Am Fuß des Donjons befindet sich auf der Nordseite eine Treppe, die in eine große Zelle führt. In diesem Kellergewölbe wurde laut dem Historiker Édouard Gachot am 18. Juni 1314 Margarete von Burgund eingesperrt, die des Ehebruchs bezichtigte Frau Ludwigs X., genannt „der Zänker“. Nach ihrem Tod am 15. August 1315 wurde ihr Leichnam auf den Friedhof der Cordeliers von Vernon gebracht.
Infolge des Skandals um den Tour de Nesle war neben Margarete auch Blanka von Burgund, die Ehefrau Karls IV. und ebenfalls eine Schwiegertochter König Philipps IV., in Château Gaillard eingesperrt worden. Ihr wurde es jedoch „gestattet“, sich in ein Kloster zurückzuziehen.

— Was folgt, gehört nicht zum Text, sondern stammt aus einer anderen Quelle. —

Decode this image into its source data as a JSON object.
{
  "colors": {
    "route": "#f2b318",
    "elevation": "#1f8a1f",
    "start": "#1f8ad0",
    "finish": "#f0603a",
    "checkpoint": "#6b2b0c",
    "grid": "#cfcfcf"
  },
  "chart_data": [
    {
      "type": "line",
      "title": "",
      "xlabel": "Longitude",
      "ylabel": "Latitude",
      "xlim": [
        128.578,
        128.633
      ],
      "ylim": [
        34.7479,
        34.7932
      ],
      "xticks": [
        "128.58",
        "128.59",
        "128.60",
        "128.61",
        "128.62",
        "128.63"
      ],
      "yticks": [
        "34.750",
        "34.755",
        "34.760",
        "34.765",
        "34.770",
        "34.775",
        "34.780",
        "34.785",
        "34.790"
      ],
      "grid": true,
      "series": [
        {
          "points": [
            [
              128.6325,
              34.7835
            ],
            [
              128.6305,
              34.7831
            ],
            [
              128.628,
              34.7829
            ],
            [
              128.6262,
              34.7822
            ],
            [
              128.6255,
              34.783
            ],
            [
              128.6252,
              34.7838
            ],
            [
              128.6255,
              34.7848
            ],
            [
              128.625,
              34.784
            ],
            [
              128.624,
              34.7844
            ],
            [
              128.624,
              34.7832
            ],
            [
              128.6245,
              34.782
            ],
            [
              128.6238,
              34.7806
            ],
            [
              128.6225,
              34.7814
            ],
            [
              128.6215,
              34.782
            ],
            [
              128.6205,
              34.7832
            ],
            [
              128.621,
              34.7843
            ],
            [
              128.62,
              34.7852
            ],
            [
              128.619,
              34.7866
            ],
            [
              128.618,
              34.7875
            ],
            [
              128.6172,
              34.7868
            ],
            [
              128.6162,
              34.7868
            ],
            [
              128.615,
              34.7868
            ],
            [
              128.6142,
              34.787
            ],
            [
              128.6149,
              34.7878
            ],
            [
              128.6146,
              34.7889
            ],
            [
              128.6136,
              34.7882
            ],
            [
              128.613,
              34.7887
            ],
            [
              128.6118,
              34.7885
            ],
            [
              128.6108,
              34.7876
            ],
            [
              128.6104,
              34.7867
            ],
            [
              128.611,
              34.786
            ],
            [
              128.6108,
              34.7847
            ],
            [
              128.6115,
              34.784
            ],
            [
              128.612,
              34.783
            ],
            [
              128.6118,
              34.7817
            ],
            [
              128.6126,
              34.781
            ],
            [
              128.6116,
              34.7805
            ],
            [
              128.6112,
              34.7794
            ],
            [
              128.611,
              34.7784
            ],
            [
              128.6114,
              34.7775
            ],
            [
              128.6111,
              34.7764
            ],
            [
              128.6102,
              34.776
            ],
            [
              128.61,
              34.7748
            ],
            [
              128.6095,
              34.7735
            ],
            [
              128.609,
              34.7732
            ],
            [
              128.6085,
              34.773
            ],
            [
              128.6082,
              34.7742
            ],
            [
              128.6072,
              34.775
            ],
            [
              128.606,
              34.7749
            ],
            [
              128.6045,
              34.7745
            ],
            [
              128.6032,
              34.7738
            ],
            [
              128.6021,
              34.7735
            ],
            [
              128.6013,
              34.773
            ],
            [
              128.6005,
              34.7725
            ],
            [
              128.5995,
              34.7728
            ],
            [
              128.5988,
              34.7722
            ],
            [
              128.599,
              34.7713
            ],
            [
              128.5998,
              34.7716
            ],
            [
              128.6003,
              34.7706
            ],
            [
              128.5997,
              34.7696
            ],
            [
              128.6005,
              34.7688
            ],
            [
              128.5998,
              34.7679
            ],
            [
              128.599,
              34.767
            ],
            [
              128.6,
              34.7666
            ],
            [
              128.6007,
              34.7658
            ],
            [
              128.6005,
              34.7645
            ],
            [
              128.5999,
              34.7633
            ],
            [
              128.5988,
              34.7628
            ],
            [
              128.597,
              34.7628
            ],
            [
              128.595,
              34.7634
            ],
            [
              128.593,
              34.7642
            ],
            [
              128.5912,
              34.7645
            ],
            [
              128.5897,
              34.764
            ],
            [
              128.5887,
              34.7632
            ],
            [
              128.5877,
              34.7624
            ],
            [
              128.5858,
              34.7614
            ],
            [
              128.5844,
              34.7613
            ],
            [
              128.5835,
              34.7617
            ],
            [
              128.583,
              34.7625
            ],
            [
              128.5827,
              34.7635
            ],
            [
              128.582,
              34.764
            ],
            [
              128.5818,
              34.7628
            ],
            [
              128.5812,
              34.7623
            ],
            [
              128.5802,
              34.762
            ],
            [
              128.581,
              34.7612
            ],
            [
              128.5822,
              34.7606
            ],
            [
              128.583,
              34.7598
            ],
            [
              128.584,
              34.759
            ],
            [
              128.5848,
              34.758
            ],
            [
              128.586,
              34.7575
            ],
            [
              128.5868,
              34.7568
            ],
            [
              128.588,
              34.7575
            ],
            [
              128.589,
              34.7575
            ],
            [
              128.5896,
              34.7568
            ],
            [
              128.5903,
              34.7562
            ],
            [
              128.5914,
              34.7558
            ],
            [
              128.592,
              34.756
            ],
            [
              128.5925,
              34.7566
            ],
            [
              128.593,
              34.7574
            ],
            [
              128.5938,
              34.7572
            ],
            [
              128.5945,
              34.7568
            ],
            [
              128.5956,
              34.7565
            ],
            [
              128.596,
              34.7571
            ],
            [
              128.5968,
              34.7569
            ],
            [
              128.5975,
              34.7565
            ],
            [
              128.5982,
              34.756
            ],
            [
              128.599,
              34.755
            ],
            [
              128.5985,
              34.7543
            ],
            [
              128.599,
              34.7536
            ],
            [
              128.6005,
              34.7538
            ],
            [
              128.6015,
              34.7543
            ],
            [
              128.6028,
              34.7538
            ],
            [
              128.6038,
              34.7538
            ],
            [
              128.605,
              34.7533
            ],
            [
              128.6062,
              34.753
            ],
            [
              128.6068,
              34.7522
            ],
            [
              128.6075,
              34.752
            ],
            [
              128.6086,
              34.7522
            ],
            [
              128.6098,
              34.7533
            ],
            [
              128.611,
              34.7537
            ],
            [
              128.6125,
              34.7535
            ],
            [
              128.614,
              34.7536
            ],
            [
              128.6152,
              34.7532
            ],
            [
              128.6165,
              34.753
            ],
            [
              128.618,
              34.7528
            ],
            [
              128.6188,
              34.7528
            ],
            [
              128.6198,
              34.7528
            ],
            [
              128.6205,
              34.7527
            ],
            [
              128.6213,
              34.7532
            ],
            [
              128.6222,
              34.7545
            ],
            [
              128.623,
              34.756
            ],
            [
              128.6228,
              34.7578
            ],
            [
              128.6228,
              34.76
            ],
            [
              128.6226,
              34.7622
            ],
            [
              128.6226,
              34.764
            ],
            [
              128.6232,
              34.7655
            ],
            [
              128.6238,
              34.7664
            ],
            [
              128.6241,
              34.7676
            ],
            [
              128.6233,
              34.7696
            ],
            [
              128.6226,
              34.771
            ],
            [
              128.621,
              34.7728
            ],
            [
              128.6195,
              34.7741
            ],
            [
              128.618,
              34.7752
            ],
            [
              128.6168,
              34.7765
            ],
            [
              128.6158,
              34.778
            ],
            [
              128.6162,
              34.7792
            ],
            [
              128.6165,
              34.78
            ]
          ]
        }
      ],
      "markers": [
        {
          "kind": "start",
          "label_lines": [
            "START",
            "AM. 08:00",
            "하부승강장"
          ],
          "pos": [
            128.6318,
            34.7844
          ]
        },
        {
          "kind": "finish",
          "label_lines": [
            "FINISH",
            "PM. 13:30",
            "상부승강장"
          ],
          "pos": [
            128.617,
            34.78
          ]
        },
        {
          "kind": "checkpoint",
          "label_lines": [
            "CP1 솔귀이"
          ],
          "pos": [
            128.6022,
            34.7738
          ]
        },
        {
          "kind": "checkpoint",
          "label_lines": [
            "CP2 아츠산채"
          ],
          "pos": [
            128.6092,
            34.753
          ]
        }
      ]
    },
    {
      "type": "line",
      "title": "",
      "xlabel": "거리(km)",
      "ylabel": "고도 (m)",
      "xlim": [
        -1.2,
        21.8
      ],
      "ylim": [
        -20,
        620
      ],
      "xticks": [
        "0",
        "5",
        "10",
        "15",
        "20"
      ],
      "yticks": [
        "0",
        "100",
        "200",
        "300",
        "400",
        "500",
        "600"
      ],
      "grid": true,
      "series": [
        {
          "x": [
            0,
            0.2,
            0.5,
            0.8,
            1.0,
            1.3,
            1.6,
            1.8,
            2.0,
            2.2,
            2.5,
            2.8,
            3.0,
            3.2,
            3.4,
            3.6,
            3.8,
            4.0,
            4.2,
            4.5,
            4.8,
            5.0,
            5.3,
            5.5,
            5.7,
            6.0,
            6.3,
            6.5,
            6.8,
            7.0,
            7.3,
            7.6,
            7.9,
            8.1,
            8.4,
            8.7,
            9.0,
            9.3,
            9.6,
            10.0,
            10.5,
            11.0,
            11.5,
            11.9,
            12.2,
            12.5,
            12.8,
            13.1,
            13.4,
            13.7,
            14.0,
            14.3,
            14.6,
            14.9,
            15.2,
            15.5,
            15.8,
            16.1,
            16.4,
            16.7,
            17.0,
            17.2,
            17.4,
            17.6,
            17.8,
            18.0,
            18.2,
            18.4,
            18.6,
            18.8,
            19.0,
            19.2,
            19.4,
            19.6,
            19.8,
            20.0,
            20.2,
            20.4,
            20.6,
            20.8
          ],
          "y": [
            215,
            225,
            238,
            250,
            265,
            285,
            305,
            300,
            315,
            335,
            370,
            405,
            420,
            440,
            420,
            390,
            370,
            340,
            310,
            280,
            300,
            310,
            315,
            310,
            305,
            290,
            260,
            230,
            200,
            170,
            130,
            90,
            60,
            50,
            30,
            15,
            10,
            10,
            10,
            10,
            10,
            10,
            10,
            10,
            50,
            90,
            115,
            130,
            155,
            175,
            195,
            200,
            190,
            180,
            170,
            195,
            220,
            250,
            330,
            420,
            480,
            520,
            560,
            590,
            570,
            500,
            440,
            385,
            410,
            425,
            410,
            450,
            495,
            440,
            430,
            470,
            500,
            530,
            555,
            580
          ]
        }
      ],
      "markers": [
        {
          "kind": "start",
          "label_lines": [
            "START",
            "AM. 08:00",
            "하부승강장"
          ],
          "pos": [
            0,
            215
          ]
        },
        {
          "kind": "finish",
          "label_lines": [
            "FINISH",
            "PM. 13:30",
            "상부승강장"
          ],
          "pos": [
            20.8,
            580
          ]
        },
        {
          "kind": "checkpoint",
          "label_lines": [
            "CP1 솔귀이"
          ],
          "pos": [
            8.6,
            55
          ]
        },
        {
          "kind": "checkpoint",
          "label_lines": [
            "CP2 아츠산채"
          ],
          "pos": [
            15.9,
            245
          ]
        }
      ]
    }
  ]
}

Während des Hundertjährigen Krieges (1337–1453) wurde hier auf Befehl König Johanns II. von Frankreich dessen Schwiegersohn König Karl II. von Navarra eingekerkert (ein Enkel Margaretes), der aber 1357, nach der Niederlage Frankreichs in der Schlacht bei Maupertuis, wieder freikam, wobei zu den Umständen hierzu unterschiedliche Aussagen vorliegen. Zum einen wird berichtet, er habe am 9. November 1357 fliehen können, zum anderen, dass die Generalstände sich kurz nach der Schlacht versammelt und die Freilassung Karls beschlossen hätten, in der Hoffnung, dass er als Vetter und Schwiegersohn Johanns das Land nach der Niederlage schützen würde.
In dieser Zeit erlebte Château Gaillard eine Reihe von Belagerungen: Im Jahr 1417 fiel die Burg nach 16 Monaten den Engländern in die Hände, nachdem das letzte Brunnenseil gerissen und die Burg ohne Wasserversorgung war. Étienne de Vignolles, genannt La Hire, Kampfgefährte Jeanne d’Arcs, eroberte sie 1429. Im Jahr 1430 geriet sie erneut unter englische Kontrolle, doch im Jahr 1449 kam sie wieder in den Besitz der Franzosen.
Nach der letzten Belagerung Château Gaillards durch Heinrich von Navarra, den späteren König Heinrich IV., wurde angeordnet, die Festung zu schleifen und sie den Mönchen von Les Andelys zu übergeben. Der Abriss wurde 1611 unterbrochen, dann aber unter Kardinal Richelieu wieder aufgenommen.